Vera conta que o companheiro ficava revoltado com notícias sobre aglomerações. Não aceitava ouvir sobre festas clandestinas. “Ele também criticava o fato da política atrapalhar a cura à doença. Pedia vacinação em massa. Quando o Brasil atingiu os dois mil mortos, ele entrou em choque”, lembra. Antes de ser encaminhado para a UTI, “Marquinhos” pediu à esposa que não deixasse os filhos saírem de casa. Ele estava bastante preocupado. E não era à toa.

Com nome de cantor brega, Antônio Marcos tinha gosto refinado à música. Em seu repertório preferido, a francesa Edith Piaf. Também escutava blues e o bom rock and roll. Mas também era apaixonado pelo sertanejo “raiz”.  Deixou uma coleção de vinis. Sempre foi adepto a mesa de bar. Era lá onde as conversas e prosas reuniam amigos, próximos ou não. Comuns ou diferentes. Mas em todas elas, “Marquinhos” era bem recebido. Tinha a risada fácil. Gargalhava alto. Sua alegria, era também, a sua marca.  

Uma das alegrias que “Marquinhos” tinha, era ir para Abatiá, cidadezinha do Norte pioneiro do Paraná, pros lados de Bandeirantes. Lá, com tias e primos, viveu grandes momentos. A casa da tia Rute, era uma festa só quando ele chegava.

Vera era três anos mais velha. Os dois se conheceram na antiga Boatinha do Clube 10 de Outubro. Era final dos anos 80. Ela não o conhecia. Mas bastou olhar de lado e lá estava o sujeito, com cabelos longos e sorriso aberto, “Lembro que me apaixonei por ele. Ele parecia o Paulo Ricardo da banda RPM. Naquele dia nos conhecemos e começamos a namorar”, disse. Quatro anos depois, em 1990, os dois se casaram. 
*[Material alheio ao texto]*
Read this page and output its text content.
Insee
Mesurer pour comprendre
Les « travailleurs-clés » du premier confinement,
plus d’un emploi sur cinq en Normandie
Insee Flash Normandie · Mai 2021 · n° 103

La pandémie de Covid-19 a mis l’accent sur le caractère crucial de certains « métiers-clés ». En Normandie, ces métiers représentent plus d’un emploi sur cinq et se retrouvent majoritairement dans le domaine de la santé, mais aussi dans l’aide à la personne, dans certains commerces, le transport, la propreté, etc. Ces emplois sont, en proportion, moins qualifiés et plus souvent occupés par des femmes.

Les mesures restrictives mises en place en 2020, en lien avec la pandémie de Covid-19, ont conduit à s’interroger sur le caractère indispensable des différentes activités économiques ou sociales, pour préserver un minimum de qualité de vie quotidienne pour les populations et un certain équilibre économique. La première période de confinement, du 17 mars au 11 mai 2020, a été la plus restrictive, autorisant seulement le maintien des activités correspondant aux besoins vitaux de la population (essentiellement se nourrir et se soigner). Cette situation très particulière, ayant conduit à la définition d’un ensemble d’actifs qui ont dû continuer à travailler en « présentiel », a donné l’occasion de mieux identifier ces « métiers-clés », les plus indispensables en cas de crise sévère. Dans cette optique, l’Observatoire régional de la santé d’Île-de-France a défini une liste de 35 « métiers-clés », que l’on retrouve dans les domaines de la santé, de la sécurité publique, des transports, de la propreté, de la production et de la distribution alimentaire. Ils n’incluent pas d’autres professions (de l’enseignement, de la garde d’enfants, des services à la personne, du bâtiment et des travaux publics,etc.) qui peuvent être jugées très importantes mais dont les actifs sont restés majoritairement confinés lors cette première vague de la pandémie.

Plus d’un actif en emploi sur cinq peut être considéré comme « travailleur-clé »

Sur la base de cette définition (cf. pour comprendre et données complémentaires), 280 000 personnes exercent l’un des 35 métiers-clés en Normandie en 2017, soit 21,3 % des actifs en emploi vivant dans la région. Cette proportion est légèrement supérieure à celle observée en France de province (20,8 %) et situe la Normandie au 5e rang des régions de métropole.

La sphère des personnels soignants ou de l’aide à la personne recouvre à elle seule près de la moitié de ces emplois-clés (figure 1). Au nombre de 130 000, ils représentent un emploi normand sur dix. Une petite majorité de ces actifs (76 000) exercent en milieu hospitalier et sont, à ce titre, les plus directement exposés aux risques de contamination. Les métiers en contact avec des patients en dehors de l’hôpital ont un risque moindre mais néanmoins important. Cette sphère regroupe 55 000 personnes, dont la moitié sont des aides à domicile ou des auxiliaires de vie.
“Marquinhos” tinha suas crenças. Em casa, mantinha um pequeno altar. Por vezes, sentia que necessitava acender uma vela ao santo. Parava por alguns instantes, fazia sua reflexão, e voltava ao trabalho. Sempre foi assim. Sua fé, em dias melhores, também se mostrava na maior de suas virtudes: a esperança. Mas o cara que rabiscou o próprio destino, agora se foi. Ele não conseguiu desenhar tudo o que planejava. De uma certa forma, teve os traços apagados. Deixou as folhas em branco. Certamente, agora, a família fará novos desenhos. Mas desta vez, utilizando-se da sua caneta.